Wednesday, April 13, 2016

Road to Emmaus

So today feels like I am walking on the road to Emmaus or living in that story somewhat.  In the story in it is two men walking together, but in my story it is me and all of you who walk with me.  Only in this story Jesus hasn't made his appearance yet.  We are walking and for me this walk is a struggle lately.  You see on my right are all of the people who journey with me supporting me along the way, and on the left or maybe even on my back is the black dog that is depression.  As many of you know I struggle with major depressive disorder and since late February it has been pretty good.  I have been feeling energetic, happy, and for the most part like I can tackle life.  Recently though, my depression  has gotten worse, especially over the past two weeks.  So while I walk to Emmaus the journey for me has become arduous, difficult, a real challenge, but thinking about it, it shouldn't be a challenge because the road is smooth.  It's an easy road, one without bumps or pot holes, a road that has probably recently been paved so it is really smooth and easy to walk on.  So it isn't the road's fault really, it's who or what I walk with that is the problem and it's not you or y'all it's me or my depression really.  See not to long ago this walk was lovely, I enjoyed the scenery, nature, and my company greatly.  It wasn't until depression showed up that it has been hard.  I'm weighed down, tired and sluggish, feeling like this journey isn't worth it and that Jesus will never show up.  But that is why I keep walking, I know that something greater is going to come of this.  I know that the depression, negative thoughts, and most of all my mental illness won't be the end of the story.  I know I am walking for a reason.  I know that on this road lies my purpose, the reason why I carry this black dog with me at times.  Deep down, I know that Jesus has shown up already, and walks with me just like all of you.  Sometimes he carries the depression for me, and sometimes that sly dog wiggles away. 
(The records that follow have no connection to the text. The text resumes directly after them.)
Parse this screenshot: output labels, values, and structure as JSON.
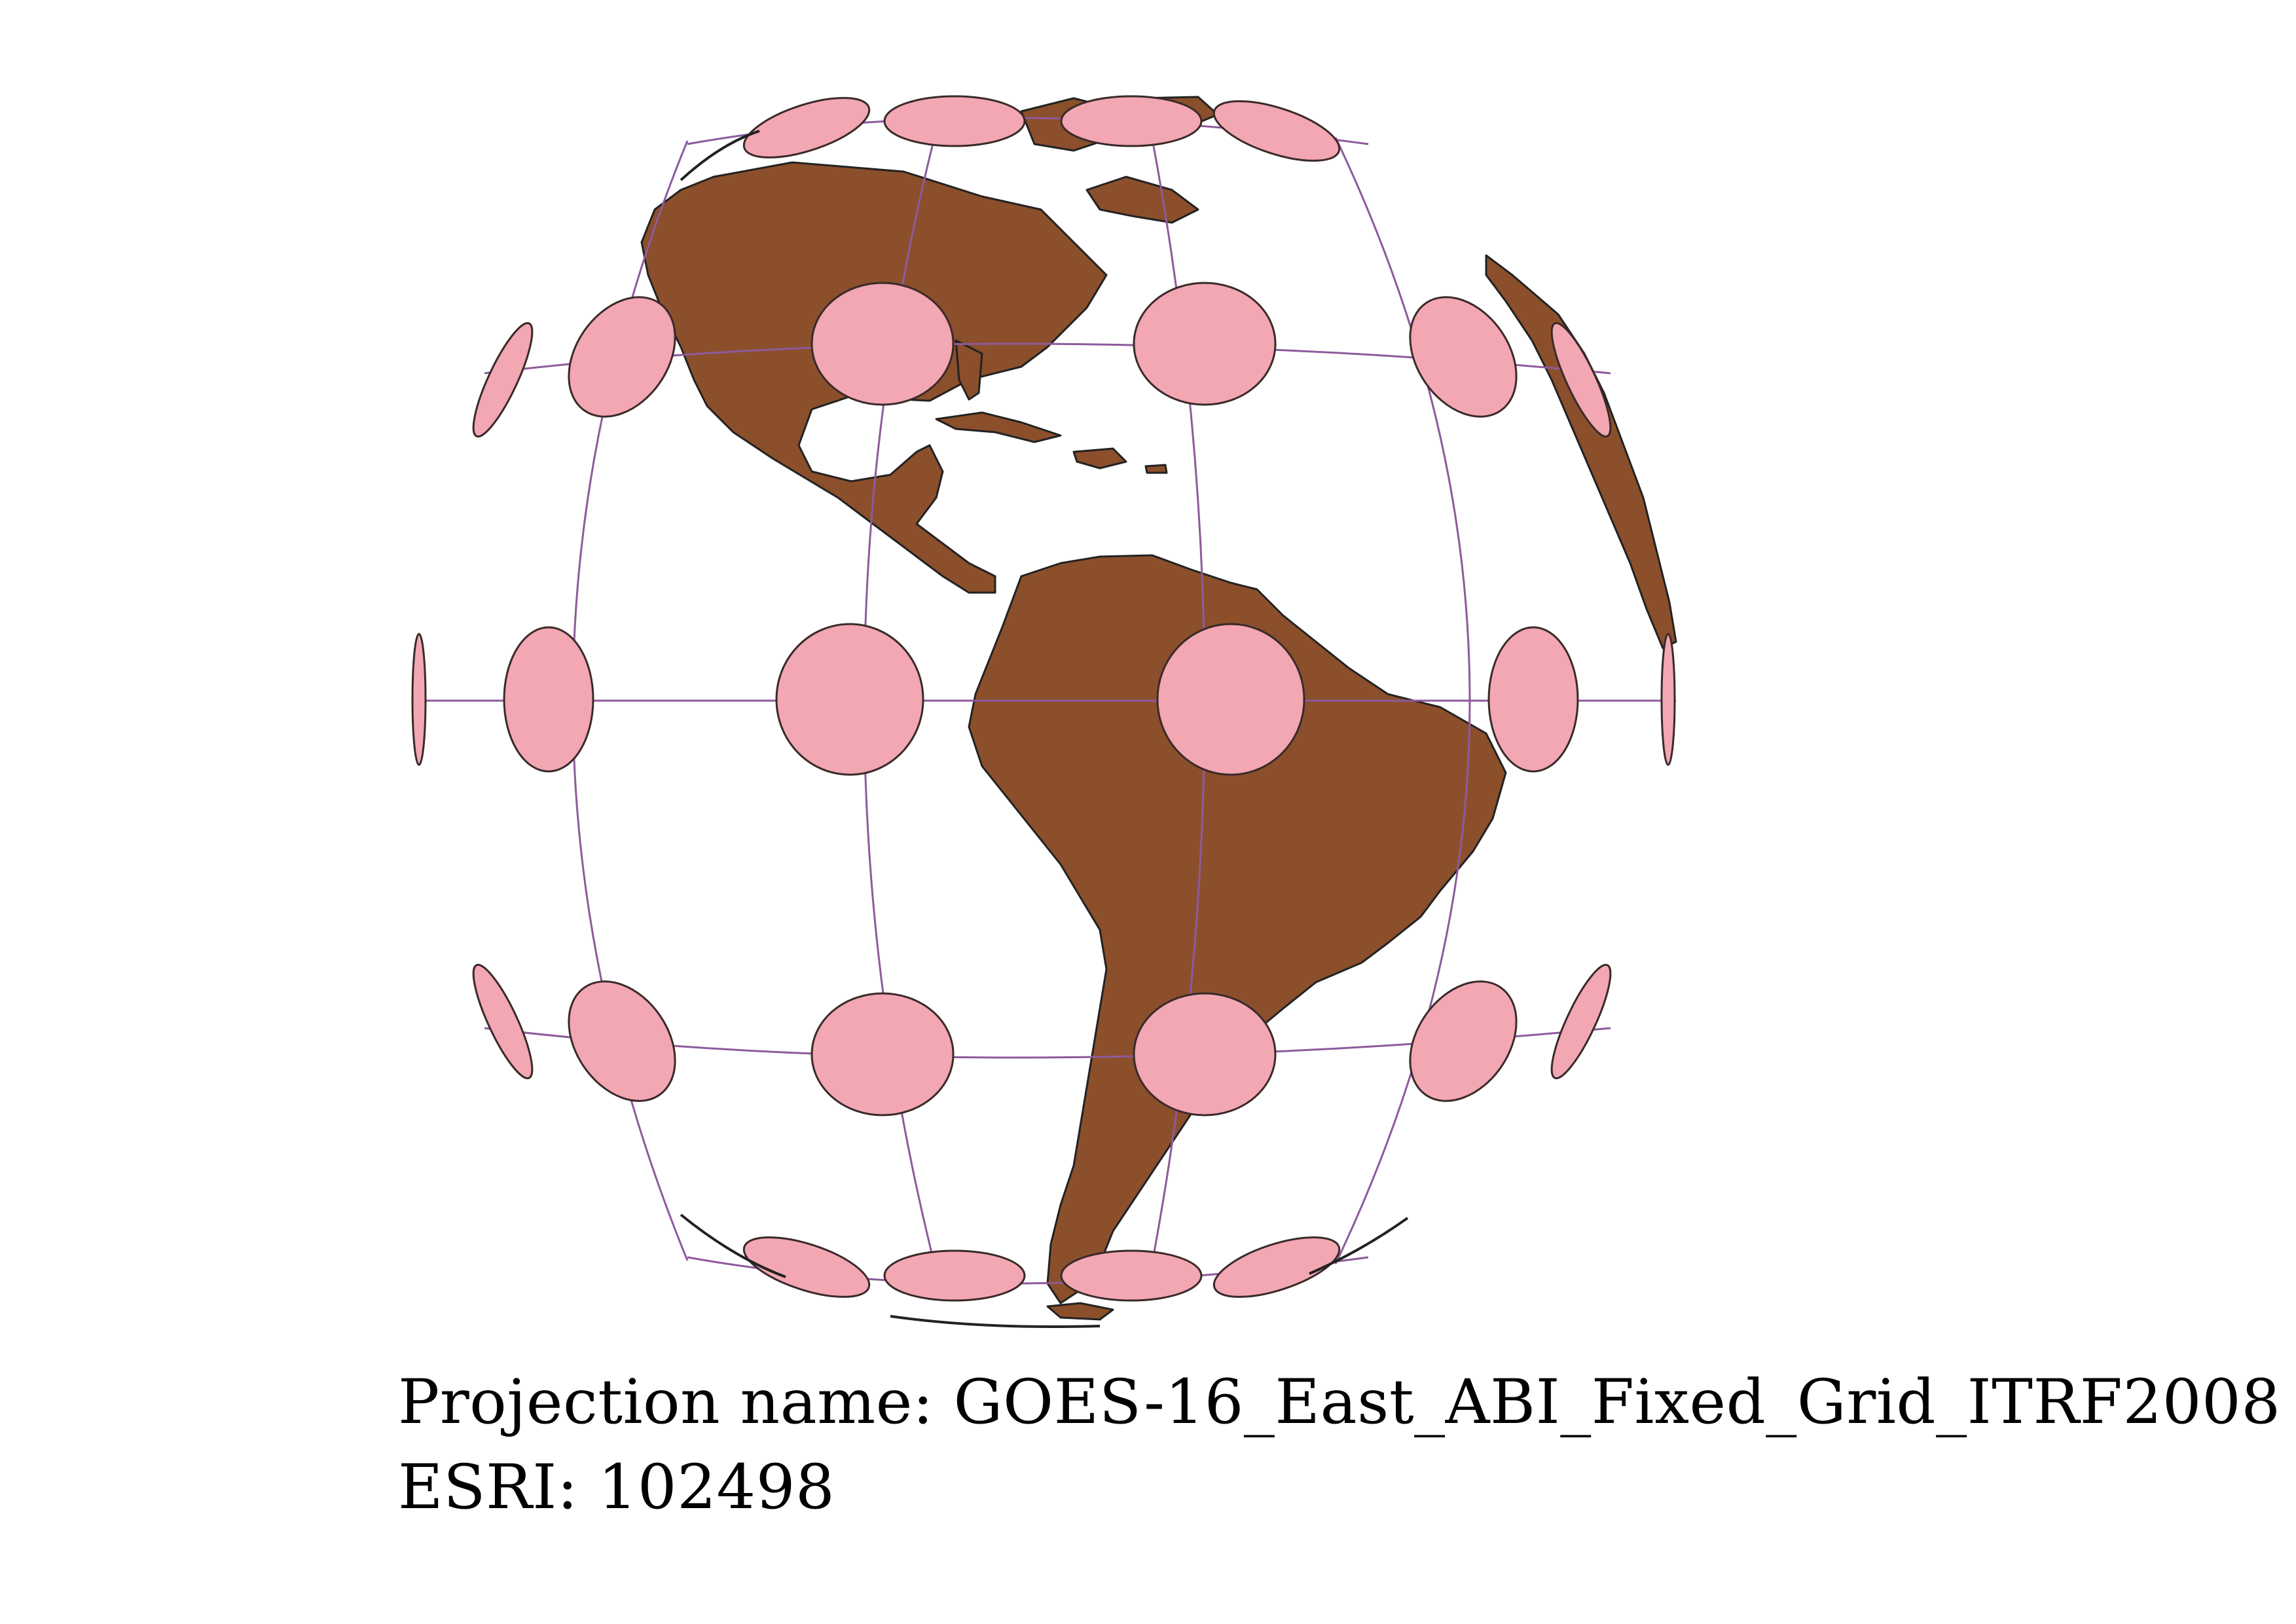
{
  "map": {
    "projection_label": "Projection name:",
    "projection_value": "GOES-16_East_ABI_Fixed_Grid_ITRF2008",
    "code_label": "ESRI:",
    "code_value": "102498",
    "graticule": {
      "parallels_deg": [
        -60,
        -30,
        0,
        30,
        60
      ],
      "meridians_deg": [
        -165,
        -135,
        -105,
        -75,
        -45,
        -15,
        15
      ]
    },
    "tissot_indicatrix": {
      "latitudes_deg": [
        -60,
        -30,
        0,
        30,
        60
      ],
      "longitudes_deg": [
        -165,
        -135,
        -105,
        -75,
        -45,
        -15,
        15
      ]
    },
    "colors": {
      "land": "#8B4F2B",
      "coastline": "#222222",
      "graticule": "#8E5A9C",
      "ellipse_fill": "#F2A7B2",
      "ellipse_stroke": "#3a2a2a",
      "background": "#FFFFFF",
      "text": "#000000"
    }
  }
}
You see Jesus is in all of it, the good the bad, the beautiful happiness and the overwhelming sadness, he's there.  Jesus doesn't show up to take away the depression or mental illness, he shows up to let us know that he has walked with it on his back too, he has felt the pain and the sadness too, and he came back from it just like we will.  Depression isn't the end of the story or even the story itself.  It is a character that is with us at times and other times it retreats knowing that we are not only stronger than it, but we know we are stronger.  We are for an indeterminate amount of time able to realize that we have a reason we are walking this road, that we matter to those we are walking with and really Jesus has shown up to walk with us.  Jesus has been there with us whispering in that still small voice, "Go on, I am with you." So as you walk today whether it is easy or challenging remember that Jesus has shown up, Jesus is walking with us, sometimes cheering us on and sometimes carrying the load for us.  No matter the conditions, He's there.